This weekend I had the pleasure of presenting and leading a discussion about the gaps between secondary and higher education in history. I traveled to Grand Rapids, Michigan to present at the Great Lakes History Conference. History teachers and professors from all over the U.S. attended and shared their thoughts concerning attempts to bridge the gaps. It came to light that many secondary educators feel they are required to “edutain” rather than educate. The issue is; however, that once students get to higher education, they are not used to the university style of learning. They do not understand how to take notes, analyze, synthesize or read scholarly work. Most importantly, they have not learned any sort of reading stamina. It seems the disconnect between high school and college is getting wider and wider. Dialogue between the 20 or so people in our session was interesting, but I am not sure conclusions were drawn about how to solve these issues.

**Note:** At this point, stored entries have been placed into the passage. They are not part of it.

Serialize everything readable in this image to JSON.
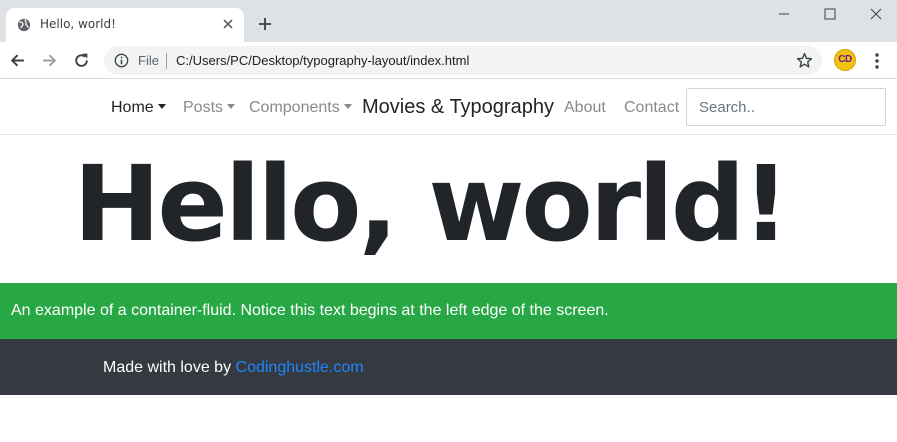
{
  "browser": {
    "tab_title": "Hello, world!",
    "address_scheme": "File",
    "address_url": "C:/Users/PC/Desktop/typography-layout/index.html",
    "profile_initials": "CD",
    "icons": [
      "globe-icon",
      "close-icon",
      "plus-icon",
      "minimize-icon",
      "maximize-icon",
      "window-close-icon",
      "back-arrow-icon",
      "forward-arrow-icon",
      "reload-icon",
      "info-icon",
      "star-icon",
      "kebab-menu-icon"
    ]
  },
  "navbar": {
    "home": "Home",
    "posts": "Posts",
    "components": "Components",
    "brand": "Movies & Typography",
    "about": "About",
    "contact": "Contact",
    "search_placeholder": "Search.."
  },
  "hero": {
    "heading": "Hello, world!"
  },
  "banner": {
    "text": "An example of a container-fluid. Notice this text begins at the left edge of the screen."
  },
  "footer": {
    "prefix": "Made with love by",
    "link_text": "Codinghustle.com"
  },
  "colors": {
    "banner_green": "#28a745",
    "footer_dark": "#343a40",
    "link_blue": "#1e87ff",
    "heading_dark": "#212529"
  }
}
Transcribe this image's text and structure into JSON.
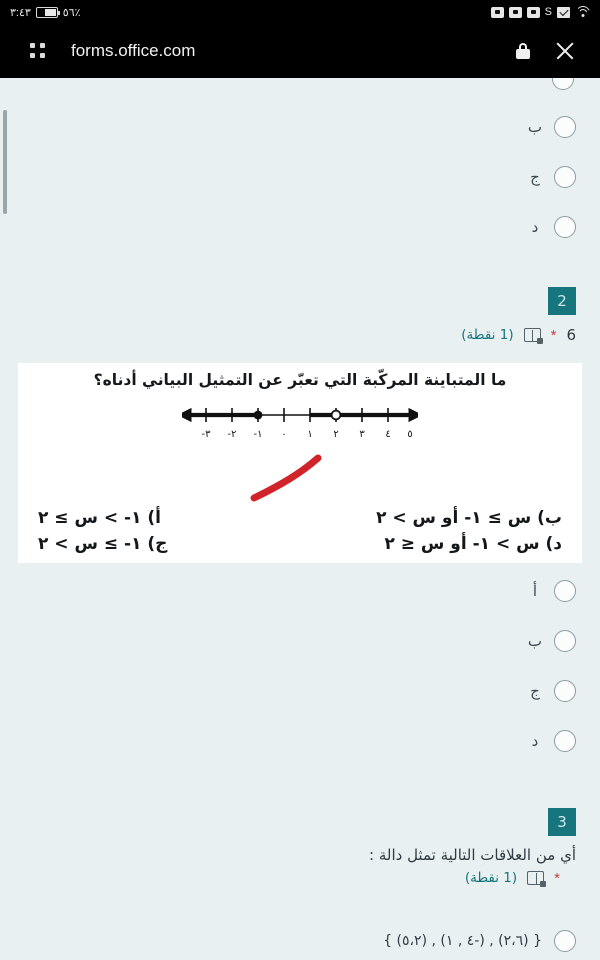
{
  "statusbar": {
    "time": "٣:٤٣",
    "battery_percent": "٥٦٪",
    "signal_letter": "S"
  },
  "browser": {
    "url": "forms.office.com"
  },
  "question1_tail": {
    "options": [
      {
        "label": "ب"
      },
      {
        "label": "ج"
      },
      {
        "label": "د"
      }
    ]
  },
  "question2": {
    "number": "2",
    "title": "6",
    "required_marker": "*",
    "points": "(1 نقطة)",
    "image": {
      "prompt": "ما المتباينة المركّبة التي تعبّر عن التمثيل البياني أدناه؟",
      "numberline": {
        "ticks": [
          "٣-",
          "٢-",
          "١-",
          "٠",
          "١",
          "٢",
          "٣",
          "٤",
          "٥"
        ],
        "closed_point": "١-",
        "open_point": "٢"
      },
      "choices": [
        {
          "key": "أ)",
          "text": "أ) ١- > س ≥ ٢"
        },
        {
          "key": "ب)",
          "text": "ب) س ≥ ١- أو س > ٢"
        },
        {
          "key": "ج)",
          "text": "ج) ١- ≥ س > ٢"
        },
        {
          "key": "د)",
          "text": "د) س > ١- أو س ≤ ٢"
        }
      ]
    },
    "options": [
      {
        "label": "أ"
      },
      {
        "label": "ب"
      },
      {
        "label": "ج"
      },
      {
        "label": "د"
      }
    ]
  },
  "question3": {
    "number": "3",
    "title": "أي من العلاقات التالية تمثل دالة :",
    "required_marker": "*",
    "points": "(1 نقطة)",
    "options": [
      {
        "label": "{ (٥،٢) , (٤ , ١-) , (٢،٦) }"
      }
    ]
  },
  "colors": {
    "accent_teal": "#17767d",
    "page_bg": "#e9f0f1",
    "required_red": "#c94040",
    "annotation_red": "#d0242a"
  }
}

In the evening, conference attendees listened to a keynote presentation by Dr. Mark Carnes of Barnard College and Columbia University. He presented on replacing rote memorization with games to understand history. It became clear rather quickly that the audience was filled with gamers of all kind. People clearly understood history through the lens of gaming, and perhaps this was the new way to learn. Dr. Carnes lectured on the changes in academia and the student expectation of universities. He gave a convincing argument for why games could replace lecture; however, he was an incredibly engaging lecturer himself.
As education shifts and the expectation of students changes, secondary educators and professors must keep up in order to stay relevant. In order to keep the study of history as important as it was hundreds of years ago, we should not do what we have always done, but we must embrace the times and instruct in a way that holds the attention of young people. Rigor and relevance are key, but when students have a relationship with the material, they are more likely to embrace it.